For Qui and his lack of trust, I spent a LOT of time in the first month working on getting him to move away from pressure on the ground, getting him to stand still for a few minutes at a time, getting him to stop when I stopped, to back up nicely on command. All of this was very hard for him to understand. He wanted to run me over, he wanted to run away, rear up, leave ext. I put him on a lunge line, grabbed a set of sturdy gloves, and pushed off everything else on my calendar. I wasn't in a hurry, and he needed to know that. I've learned that if I don't have the time to do things correctly (and completely) I don't have the time to work with that horse for the day. If you only have 20 minutes for a ride, don't ride. Groom them, work on ground manners, work on relaxation on the ground, make it simple and easy, so you don't start something you can't finish. Nothing is worse than not having the time to fix a problem that arises once you've started.
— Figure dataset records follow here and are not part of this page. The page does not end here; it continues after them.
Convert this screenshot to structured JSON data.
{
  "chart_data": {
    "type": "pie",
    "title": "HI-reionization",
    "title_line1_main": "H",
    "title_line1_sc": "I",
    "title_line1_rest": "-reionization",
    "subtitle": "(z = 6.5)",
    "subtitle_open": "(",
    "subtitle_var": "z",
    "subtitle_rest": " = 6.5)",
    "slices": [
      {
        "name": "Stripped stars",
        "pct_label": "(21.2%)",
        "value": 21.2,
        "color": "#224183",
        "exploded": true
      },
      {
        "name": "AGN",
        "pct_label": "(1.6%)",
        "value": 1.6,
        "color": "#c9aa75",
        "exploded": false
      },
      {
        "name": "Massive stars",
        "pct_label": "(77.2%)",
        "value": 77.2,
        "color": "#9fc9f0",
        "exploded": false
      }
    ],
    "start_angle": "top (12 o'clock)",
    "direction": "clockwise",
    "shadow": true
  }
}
After 2 weeks, I really felt like Qui was relaxing in our day to day ground work, so I tossed a saddle on him. I wasn't exactly nice about it, maybe a bit surprising, but wouldn't you know it he stood like a brick. I took the saddle off, praised him like we just ran around Rolex, and put him back out for the day. He was like, Really? That's It? That's all I have to do is be good and you're done?? You know who showed up at the gait the next day? Without me standing in the middle watching him make laps around me at Mach 5? Qui. And guess who walked in quietly and started to work?
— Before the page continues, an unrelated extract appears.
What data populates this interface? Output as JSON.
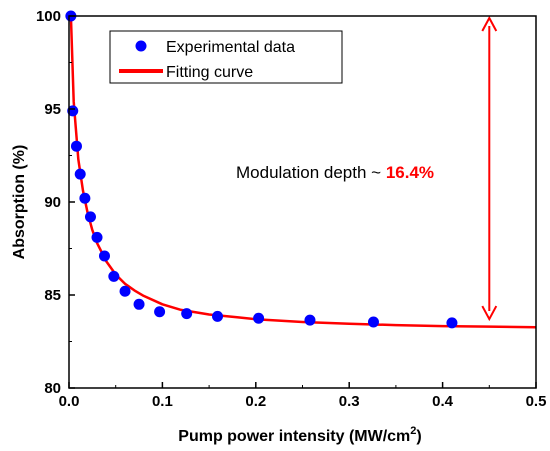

When we started working over poles, I started on the ground. Made it simple and easy to do the right thing. I made it hard for him to do the wrong thing. When he walked over it? He was THE best horse ever, and the issue was over and we moved on to something else. And then we went back to it again after a bit. I see some people represent over and over and over again right in a row, but to me this doesn't give your horse a chance to process that going over was the correct and easy answer. I did the same thing under saddle, walked him right up to it, let him stand in front of it for a minute, and then walk over. We did some dancing, and then a flying leap, but he went over like I asked. Try and  not let the horse walk past it or around it, as that's evasion of the question. Same thing with jumping. A run out is a rider error. A stop is a misunderstanding of the question. That we can fix. Once he quietly leaps over the pole, I make a big deal of him and go back to something that's easy for him, like a circle. Then after a few minutes, I re-approach the pole or jump. This time, it's a little less dramatic. Each time becomes less exciting, as he begins to trust I won't set him up for failure. Another big thing is make sure you are as out of the way as possible when working with a horse like this. If that means getting a belt or old stirrup leather as an "Emergency Grab Strap" do that. I jump my guys in a breast plate to make sure I have something to grab on to, and make sure that I don't fall onto their backs too soon on a big jump. Nothing hurts confidence more than grabbing their mouth to re balance your self. http://www.an-eventful-life.com.au/eventing-news/training-tips/neck-straps-are-not-just-beginners-says-william-fox-pitt If you don't trust me, trust WFP :) 

Slightly Over Dramatic

Nice and Relaxed, focus on the reward.

Much more relaxed.

With a horse like him, I also focus a lot on keeping it simple. Walk it until it's easy. Trot it until it's easy. Canter it until it's easy. Then add another element. Make sure at this stage that the exercise can always be broken down and simplified if they get nervous. 

Ok, enough from me for this week. Hope this helps for those working with horses lacking in confidence!!


Qui's first XC experience! Great to see our little Lion man out running and jumping!